No dia 23 de junho foi publicada decisão proferida pelo Ministro DIAS TOFFOLI, do Supremo Tribunal Federal, julgando procedente a Reclamação Constitucional nº 53.181 – DF apresentada pela empresa Reclamante EMS S/A, a fim de manter o ato administrativo do INPI que certificou a extinção da Patente nº 0108394-5 referente à substância bilastina, vendida no Brasil sob a marca Alektos (embalagem abaixo reproduzida), considerando que se passaram 20 anos desde a data do depósito no Brasil.

Tratou-se, na origem, de ação proposta pelas empresas HYPERA FARMA e FAES FARMA em face do ato do Instituto Nacional da Propriedade Industrial – INPI que extinguiu a Patente nº 0108394-5, sob o argumento de que teria expirado o prazo de vigência, tendo em vista que o depósito ocorreu em 19 de abril de 2002, transcorrendo, assim, o prazo de 20 anos da data do depósito.

Após ser indeferido o pedido liminar pelo juízo de 1ª instância, as Autoras interpuseram o Agravo de Instrumento nº 1011696-79.2022.4.01.0000, alegando, em síntese, que deveria ter sido levado em consideração o prazo de validade de 10 anos contados da data da concessão, ocorrida em 27 de junho de 2017, considerando a tramitação morosa do processo administrativo do INPI, requerendo, em razão disso, a reforma da decisão para reconhecer que o prazo de validade da patente seria 27 de junho de 2027.

E, através de decisão monocrática do Relator Desembargador Antônio de Souza Prudente, do Tribunal Regional Federal da 1ª Região, foi deferido o pedido das Autoras para restabelecer a vigência da PI nº 0108394-5 até 27 de junho de 2027.

Assim, a principal discussão da demanda é o prazo de vigência – 20 anos da data do depósito ou 10 anos da data da concessão – da Patente bilastina, um princípio ativo que propicia a fabricação de medicamento antialérgico.

Diante desse cenário foi que a empresa EMS S/A apresentou a Reclamação Constitucional nº 53.181 – DF, recentemente decidida pelo STF, defendendo que a Patente nº 0108394-5 estaria em domínio público, pois foi depositada em 19 de abril de 2002, extinguindo, assim, em 19 de abril de 2022 pelo decurso do prazo de vigência.

O Ministro Relator DIAS TOFFOLI acolheu o pedido da empresa EMS S/A  e manteve o entendimento adotado na Ação Direta de Inconstitucionalidade (ADI nº 5529), julgada em maio 2021, no qual fixou que o prazo de uma patente no Brasil é de 20 anos, contados a partir da data do pedido do registro, sem possibilidade de extensão, tendo em vista a inconstitucionalidade do parágrafo único do artigo 40 da Lei de Propriedade Industrial, que determinava um prazo mínimo de validade da patente de 10 anos a partir da data da sua concessão.

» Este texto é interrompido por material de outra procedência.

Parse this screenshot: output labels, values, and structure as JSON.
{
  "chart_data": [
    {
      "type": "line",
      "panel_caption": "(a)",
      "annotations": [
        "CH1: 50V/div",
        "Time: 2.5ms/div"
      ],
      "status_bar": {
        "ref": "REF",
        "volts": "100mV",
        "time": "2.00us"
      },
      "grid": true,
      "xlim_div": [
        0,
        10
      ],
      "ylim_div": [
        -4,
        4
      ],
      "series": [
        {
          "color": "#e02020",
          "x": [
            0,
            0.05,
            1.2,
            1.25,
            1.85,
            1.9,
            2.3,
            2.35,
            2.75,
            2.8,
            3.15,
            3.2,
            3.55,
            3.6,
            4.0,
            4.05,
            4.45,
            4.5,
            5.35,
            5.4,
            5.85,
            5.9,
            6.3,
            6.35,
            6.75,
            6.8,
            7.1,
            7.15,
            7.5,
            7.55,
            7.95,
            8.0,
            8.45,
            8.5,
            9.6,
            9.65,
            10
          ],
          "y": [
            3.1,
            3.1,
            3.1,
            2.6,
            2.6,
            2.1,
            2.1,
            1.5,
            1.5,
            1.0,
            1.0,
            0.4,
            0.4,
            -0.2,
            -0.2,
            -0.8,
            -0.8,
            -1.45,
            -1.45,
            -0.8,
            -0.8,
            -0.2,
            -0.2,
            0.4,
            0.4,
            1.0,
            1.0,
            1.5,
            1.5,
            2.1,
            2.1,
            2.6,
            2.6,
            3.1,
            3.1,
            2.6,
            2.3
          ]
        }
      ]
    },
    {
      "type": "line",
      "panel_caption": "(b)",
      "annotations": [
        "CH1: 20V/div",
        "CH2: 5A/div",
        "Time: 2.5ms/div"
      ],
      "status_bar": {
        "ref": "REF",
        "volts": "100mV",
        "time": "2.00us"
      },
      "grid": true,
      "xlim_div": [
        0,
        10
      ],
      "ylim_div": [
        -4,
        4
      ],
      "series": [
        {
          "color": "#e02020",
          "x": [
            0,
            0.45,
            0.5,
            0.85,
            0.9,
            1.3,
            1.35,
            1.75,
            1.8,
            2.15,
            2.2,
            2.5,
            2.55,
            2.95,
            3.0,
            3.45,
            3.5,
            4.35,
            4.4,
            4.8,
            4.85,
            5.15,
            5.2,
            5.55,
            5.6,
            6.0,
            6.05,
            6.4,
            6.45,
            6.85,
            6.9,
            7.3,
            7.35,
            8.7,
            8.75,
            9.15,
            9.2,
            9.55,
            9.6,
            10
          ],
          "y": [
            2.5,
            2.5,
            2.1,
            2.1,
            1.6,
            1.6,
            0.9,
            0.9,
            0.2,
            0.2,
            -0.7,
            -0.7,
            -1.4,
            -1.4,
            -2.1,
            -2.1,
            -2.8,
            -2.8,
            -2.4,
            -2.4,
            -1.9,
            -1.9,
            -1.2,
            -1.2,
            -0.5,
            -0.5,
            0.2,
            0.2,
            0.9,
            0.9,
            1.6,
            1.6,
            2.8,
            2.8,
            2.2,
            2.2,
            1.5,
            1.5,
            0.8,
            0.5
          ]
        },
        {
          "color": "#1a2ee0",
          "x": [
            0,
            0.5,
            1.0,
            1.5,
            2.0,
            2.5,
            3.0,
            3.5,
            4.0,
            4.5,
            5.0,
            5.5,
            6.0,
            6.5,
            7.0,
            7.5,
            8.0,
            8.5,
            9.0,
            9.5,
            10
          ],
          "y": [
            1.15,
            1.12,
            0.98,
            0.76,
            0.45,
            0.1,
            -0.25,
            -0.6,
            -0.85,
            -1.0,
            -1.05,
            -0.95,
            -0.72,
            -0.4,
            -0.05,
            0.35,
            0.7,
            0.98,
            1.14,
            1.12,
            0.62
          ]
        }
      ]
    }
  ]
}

Portanto, o STF entendeu, neste caso, por cassar a decisão proferida no Agravo de Instrumento nº 1011696-79.2022.4.01.0000, mantendo o entendimento de que o prazo de uma patente no Brasil é de 20 anos contados da data do depósito, razão pela qual a Patente nº 0108394-5 está extinta desde 19 de abril de 2022 e seu objeto caiu em domínio público, podendo ser explorado no mercado.